Di dalam bola lampu ada benang yang berpijar. Benang ini dinamakan filament dan terbuat dari material tungsten. Dulu, sebelum menggunakan tungsten, sang penemu bola lampu, Thomas Alva Edison, pernah mencoba menggunakan rambut orang mati sebagai bahan filament.
Bayangkan jika saat ini bola lampu belum ditemukan, kemudian kita mengajukan proposal penelitian tugas akhir sarjana untuk menggunakan rambut orang mati sebagai bahan filament. Kemungkinan proposal tersebut akan ditolak mentah-mentah karena dasar teori penggunaan rambut orang mati tidak akan memenuhi syarat.

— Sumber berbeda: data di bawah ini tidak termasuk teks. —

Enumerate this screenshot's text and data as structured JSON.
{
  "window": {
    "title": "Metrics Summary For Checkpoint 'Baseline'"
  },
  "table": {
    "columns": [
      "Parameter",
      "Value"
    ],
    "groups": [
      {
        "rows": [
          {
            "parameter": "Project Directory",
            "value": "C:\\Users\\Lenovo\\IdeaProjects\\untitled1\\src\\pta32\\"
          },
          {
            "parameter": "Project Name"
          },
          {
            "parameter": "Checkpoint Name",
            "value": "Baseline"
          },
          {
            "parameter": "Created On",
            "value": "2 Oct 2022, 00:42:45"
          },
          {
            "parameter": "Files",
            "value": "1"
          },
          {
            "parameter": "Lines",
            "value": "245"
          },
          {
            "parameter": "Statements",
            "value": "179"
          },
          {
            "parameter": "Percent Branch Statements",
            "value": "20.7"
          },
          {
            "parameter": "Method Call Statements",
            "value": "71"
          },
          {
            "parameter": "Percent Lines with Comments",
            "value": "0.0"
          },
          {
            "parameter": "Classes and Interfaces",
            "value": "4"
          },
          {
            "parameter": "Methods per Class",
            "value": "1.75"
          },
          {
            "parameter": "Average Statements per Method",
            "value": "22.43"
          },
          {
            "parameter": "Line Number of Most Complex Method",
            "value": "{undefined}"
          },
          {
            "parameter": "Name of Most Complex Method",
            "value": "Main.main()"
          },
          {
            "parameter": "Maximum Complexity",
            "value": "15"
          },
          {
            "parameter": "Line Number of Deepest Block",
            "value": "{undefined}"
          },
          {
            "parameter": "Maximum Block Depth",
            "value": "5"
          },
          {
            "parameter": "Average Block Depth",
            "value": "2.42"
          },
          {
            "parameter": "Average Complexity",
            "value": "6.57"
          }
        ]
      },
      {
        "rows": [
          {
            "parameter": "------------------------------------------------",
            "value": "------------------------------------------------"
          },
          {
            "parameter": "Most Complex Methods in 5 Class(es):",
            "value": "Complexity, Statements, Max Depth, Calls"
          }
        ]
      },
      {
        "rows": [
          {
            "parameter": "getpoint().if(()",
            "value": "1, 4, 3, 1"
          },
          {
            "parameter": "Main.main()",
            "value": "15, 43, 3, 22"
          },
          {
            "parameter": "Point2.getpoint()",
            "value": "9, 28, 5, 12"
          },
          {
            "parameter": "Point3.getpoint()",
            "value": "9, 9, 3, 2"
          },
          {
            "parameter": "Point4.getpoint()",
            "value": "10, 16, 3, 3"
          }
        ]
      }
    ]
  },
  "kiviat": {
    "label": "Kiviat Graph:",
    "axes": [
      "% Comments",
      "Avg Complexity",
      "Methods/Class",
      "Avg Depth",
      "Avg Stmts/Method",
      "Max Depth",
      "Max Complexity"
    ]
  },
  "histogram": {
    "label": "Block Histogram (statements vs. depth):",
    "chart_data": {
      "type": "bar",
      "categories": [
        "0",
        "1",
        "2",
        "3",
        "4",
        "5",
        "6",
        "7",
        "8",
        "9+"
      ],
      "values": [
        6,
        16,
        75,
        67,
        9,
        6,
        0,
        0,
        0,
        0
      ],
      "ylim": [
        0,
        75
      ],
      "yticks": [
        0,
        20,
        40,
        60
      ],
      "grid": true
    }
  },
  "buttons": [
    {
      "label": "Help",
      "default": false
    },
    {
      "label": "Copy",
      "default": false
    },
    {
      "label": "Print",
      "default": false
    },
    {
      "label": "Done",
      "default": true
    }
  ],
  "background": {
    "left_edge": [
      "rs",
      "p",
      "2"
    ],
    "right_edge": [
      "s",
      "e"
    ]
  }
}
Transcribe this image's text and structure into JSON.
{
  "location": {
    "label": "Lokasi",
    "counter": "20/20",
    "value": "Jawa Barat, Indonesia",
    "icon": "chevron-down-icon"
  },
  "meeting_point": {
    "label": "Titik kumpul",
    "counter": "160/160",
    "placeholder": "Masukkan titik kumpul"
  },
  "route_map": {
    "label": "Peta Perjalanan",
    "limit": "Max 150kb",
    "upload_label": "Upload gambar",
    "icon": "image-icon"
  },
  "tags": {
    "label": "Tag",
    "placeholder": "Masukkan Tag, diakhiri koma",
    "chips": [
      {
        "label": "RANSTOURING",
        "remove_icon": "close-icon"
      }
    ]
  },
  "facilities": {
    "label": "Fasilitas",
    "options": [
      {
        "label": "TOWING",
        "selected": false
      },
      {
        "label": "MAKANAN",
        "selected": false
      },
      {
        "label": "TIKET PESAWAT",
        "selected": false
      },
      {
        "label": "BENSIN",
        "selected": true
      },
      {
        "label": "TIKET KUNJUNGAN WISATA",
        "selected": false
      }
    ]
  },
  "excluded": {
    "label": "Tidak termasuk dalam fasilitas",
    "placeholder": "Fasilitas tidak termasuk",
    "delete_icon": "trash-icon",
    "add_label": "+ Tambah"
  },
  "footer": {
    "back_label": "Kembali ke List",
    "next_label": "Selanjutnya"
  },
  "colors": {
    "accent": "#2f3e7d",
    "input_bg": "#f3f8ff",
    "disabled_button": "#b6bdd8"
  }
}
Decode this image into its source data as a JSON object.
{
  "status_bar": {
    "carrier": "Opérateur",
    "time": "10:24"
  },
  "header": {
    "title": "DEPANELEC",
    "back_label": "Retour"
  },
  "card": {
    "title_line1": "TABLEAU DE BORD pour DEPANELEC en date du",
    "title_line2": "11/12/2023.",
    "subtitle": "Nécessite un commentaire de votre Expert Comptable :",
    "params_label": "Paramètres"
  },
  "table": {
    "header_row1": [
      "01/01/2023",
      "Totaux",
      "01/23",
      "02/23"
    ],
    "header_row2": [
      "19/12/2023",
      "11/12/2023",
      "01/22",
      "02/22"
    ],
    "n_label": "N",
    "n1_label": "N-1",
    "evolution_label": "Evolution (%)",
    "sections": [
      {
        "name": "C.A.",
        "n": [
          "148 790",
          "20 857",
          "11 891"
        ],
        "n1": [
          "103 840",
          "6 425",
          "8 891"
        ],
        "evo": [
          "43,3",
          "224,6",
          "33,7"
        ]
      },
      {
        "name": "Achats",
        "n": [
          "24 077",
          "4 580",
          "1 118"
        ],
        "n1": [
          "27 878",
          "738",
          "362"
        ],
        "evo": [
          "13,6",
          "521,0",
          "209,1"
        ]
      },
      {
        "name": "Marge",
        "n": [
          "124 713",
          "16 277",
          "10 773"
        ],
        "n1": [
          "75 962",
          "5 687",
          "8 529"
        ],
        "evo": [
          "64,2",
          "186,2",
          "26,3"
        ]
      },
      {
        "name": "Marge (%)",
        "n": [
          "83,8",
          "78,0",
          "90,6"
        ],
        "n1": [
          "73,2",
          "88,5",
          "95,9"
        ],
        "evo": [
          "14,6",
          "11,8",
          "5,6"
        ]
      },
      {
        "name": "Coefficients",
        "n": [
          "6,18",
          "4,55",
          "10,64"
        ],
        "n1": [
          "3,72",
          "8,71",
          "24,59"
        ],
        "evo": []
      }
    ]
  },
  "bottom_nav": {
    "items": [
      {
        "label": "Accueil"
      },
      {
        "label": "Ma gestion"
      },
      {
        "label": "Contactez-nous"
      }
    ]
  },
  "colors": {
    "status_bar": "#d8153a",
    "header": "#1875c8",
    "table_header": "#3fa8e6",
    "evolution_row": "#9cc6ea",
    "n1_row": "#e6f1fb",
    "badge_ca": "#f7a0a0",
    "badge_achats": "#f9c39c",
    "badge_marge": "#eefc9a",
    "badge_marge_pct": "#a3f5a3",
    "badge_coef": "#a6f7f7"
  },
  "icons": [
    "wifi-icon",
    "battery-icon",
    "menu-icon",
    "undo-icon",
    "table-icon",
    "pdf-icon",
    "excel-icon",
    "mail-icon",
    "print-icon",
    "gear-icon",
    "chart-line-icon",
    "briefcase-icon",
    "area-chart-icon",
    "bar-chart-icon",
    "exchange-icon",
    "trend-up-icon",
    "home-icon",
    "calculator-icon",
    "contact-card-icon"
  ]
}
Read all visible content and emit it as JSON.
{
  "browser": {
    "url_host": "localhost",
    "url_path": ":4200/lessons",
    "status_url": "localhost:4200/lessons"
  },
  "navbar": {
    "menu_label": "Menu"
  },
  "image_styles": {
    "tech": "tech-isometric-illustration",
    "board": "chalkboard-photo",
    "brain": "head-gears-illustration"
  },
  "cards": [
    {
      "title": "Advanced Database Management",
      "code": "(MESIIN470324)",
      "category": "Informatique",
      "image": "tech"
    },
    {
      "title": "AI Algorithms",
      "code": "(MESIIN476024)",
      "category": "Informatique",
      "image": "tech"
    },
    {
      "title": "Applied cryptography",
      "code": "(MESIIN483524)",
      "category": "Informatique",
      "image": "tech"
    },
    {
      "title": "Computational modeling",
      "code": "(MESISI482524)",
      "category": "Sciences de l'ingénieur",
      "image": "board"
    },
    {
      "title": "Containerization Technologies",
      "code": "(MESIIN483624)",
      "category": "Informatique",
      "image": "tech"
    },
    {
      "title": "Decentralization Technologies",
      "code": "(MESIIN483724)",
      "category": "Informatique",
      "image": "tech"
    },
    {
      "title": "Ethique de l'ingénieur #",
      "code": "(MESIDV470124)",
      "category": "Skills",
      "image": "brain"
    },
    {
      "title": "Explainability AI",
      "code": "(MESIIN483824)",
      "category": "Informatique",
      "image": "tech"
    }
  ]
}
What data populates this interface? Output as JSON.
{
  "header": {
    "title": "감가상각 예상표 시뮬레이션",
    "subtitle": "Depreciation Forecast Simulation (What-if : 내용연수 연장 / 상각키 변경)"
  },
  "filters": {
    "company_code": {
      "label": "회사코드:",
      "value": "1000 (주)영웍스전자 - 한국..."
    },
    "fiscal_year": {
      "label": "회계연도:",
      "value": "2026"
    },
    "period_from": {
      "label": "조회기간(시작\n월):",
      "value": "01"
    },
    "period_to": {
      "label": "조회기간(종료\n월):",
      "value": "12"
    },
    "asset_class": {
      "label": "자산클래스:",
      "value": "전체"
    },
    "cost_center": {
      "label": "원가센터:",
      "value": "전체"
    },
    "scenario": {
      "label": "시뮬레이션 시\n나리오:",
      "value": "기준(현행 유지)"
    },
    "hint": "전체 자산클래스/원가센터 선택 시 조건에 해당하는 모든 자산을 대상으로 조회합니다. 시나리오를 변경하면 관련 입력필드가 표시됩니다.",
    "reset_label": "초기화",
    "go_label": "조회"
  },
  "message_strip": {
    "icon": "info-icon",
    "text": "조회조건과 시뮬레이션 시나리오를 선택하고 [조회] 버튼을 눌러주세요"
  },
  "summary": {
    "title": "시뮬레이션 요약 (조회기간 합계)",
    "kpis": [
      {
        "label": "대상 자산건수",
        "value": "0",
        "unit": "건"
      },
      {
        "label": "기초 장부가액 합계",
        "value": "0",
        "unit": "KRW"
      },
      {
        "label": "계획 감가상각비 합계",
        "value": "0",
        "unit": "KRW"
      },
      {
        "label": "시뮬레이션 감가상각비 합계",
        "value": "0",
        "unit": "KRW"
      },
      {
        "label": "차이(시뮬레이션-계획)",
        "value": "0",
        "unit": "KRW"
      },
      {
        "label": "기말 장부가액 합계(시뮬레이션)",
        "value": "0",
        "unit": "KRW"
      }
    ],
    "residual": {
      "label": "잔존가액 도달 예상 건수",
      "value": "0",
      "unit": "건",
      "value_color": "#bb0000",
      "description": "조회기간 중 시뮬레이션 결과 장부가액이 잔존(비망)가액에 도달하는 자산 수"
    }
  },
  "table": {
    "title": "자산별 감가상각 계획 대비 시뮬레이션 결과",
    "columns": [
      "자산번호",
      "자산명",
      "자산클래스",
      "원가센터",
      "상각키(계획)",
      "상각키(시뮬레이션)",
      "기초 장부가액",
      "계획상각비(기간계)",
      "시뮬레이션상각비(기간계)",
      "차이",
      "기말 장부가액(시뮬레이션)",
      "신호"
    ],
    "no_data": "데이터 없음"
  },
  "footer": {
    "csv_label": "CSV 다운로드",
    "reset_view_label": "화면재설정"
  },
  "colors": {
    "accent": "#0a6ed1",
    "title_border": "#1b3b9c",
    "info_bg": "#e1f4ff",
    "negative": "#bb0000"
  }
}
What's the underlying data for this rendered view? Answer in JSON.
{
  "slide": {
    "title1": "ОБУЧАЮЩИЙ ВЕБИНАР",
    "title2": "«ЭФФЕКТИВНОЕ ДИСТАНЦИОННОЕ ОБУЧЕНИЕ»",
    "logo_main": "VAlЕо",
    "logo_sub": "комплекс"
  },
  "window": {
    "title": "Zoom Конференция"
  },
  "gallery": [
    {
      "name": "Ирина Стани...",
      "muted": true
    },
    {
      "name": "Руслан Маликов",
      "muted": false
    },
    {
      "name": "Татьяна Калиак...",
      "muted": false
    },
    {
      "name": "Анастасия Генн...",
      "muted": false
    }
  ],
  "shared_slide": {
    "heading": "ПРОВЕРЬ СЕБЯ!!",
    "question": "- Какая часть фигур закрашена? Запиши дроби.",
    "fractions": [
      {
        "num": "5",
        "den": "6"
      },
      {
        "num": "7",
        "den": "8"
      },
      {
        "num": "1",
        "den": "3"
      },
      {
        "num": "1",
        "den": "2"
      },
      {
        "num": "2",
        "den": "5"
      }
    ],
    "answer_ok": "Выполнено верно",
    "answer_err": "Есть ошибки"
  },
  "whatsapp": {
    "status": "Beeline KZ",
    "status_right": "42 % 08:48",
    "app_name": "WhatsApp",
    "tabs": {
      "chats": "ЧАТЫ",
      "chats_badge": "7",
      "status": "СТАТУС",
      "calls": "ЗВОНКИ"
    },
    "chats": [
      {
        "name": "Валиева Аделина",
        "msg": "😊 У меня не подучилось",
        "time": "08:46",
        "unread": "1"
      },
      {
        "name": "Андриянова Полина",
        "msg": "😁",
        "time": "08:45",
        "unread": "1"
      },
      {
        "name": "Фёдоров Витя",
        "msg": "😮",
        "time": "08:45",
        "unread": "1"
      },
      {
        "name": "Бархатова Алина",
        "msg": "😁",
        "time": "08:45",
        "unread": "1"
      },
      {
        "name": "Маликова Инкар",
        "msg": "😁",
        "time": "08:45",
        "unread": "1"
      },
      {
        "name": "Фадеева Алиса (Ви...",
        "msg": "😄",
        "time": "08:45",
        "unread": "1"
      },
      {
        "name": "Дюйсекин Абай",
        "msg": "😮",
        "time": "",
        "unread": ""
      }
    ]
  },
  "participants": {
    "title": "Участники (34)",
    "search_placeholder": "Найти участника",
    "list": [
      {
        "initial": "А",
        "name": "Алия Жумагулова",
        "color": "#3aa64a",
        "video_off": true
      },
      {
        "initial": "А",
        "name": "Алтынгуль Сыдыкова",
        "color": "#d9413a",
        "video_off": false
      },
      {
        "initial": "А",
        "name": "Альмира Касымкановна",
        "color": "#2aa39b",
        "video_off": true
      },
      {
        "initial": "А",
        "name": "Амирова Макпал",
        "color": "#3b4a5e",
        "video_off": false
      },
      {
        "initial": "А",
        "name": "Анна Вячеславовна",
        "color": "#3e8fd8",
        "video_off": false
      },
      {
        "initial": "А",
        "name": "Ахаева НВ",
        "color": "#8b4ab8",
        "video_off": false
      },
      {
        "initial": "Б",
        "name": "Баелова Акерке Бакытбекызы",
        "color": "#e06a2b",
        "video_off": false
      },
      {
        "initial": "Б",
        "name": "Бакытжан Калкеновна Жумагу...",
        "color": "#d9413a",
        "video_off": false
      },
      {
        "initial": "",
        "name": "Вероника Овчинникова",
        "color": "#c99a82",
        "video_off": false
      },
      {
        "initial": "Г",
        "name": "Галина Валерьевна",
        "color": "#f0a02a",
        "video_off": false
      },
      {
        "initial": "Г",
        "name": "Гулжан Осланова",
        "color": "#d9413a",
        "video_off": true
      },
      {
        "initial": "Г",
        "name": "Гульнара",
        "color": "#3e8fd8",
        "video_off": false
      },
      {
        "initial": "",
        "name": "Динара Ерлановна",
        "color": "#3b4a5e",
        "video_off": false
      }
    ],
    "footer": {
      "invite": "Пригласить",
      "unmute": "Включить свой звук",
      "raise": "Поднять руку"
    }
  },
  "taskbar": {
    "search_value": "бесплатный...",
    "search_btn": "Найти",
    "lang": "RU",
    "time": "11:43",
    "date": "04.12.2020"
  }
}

Riset oleh Edison adalah riset sejati alias riset yang sesungguhnya, sedangkan riset tugas sarjana adalah riset pendidikan. Riset sejati untuk menemukan terobosan baru, sedangkan riset pendidikan adalah untuk melatih calon sarjana. Makanya jangan heran jika riset yang dibungkus dalam kurikulum pendidikan sangat sulit menemukan terobosan baru.
Jadi, usulan memecah kemendikbud menjadi kementerian pendidikan dasar menengah dan kementerian pendidikan tinggi dan riset dikaji lebih dalam. Menurut saya, sebaiknya masalah pendidikan dan masalah riset dipisahkan.
Pertanyaannya, selama ini riset diurus oleh kemenristek dan pendidikan diurus oleh kemendikbud/kemendiknas, tapi toh tetap tak kunjung menghasilkan terobosan yang membanggakan seluruh bangsa?
Sebelum menjawab pertanyaan di atas, mari kita melihat sejarah. Pasca Perang Dunia II, ditemukan dokumen di pabrik lampu di Jerman, OSRAM. Dokumen tersebut dikenal dengan nama Phoebus. Phoebus adalah hasil kesepakatan produsen bola lampu sedunia untuk membatasi usia pakai bola lampu menjadi 1000 jam, dari semula yang bisa mencapai 2500 jam. Dengan demikian frekuensi penjualan bola lampu meningkat.
Bayangkan jika pada saat itu muncul sebuah parik bola lampu baru yang memproduksi bola lampu 2500 jam. Apa yang akan terjadi pada pabrik baru tersebut? Kartel produsen bola lampu pastilah akan 'membunuhnya'. Dan kita juga punya pengalaman dengan hasil riset anak negeri yang luar biasa berupa pesawat N250. Pesawat turboprop pertama yang menggunakan teknologi fly-by-wire. Bagaimana nasib N250? Kita menjadi saksi bagaimana IMF membunuh N250.
Jadi, kenapa kita tidak punya terobosan yang membanggakan? Karena kemenristek tidak memiliki devisi intelejen ekonomi untuk menemukan celah bagaimana memasarkan dan menemukan tempat bagi hasil terobosan kita, sehingga tidak harus head-to-head dengan para kapitalis besar.
Intelejen ekonomi bukanlah agen intelejen seperti James Bond. Contohnya di Inggris. Di negeri ini iklan obat-obatan dilarang. Oleh karena itu, produsen obat penurun kolesterol membentuk Yayasan Kolesterol dan membuat iklan layanan masyarakat melalui media televisi. Iklan ini tidak dibuat secara serampangan, tapi sangat detail sehingga orang awam takkan sadar bahwa ini iklan titipan. Tak hanya itu, produsen juga bekerja sama dengan National Health Service, semacam departemen kesehatannya Inggris. Walhasil, kekhawatiran masyarakat Inggris akan kolesterol meningkat, penjualan obat anti kolesterol pun meningkat. Dan keberhasilan penjualan ini tak lepas dari pemikiran seseorang dengan kemampuan intelejen ekonomi.
Intelejen ekonomi adalah orang yang mampu menembus berbagai rintangan peraturan tanpa melanggar aturan manapun. Jadi, tidak seperti Nazaruddin yang menggunakan cara-cara suap. Tidak pula seperti kaum akademisi yang selalu berpikir lurus serta idealis.
Di tahun 1976, Habibie tidak memilih mendirikan pabrik mobil, tapi justru pabrik pesawat terbang dengan nama IPTN. Hal ini didasarkan pada visi bahwa di Tahun 2000 kita tidak mungkin berkompetisi dengan industri mobil, tapi masih bisa berkompetisi dalam industri pesawat terbang. Namun, IPTN dibunuh sebelum berhasil membangun pesawat jet N2130. Lain dengan industri pesawat Shukoi dari Rusia yang sukses membangun pesawat jet SSJ-100 dan bahkan memasarkannya di Indonesia. Kenapa? Karena intelejen ekonomi Rusia jauh lebih canggih daripada intelejen ekonomi kita.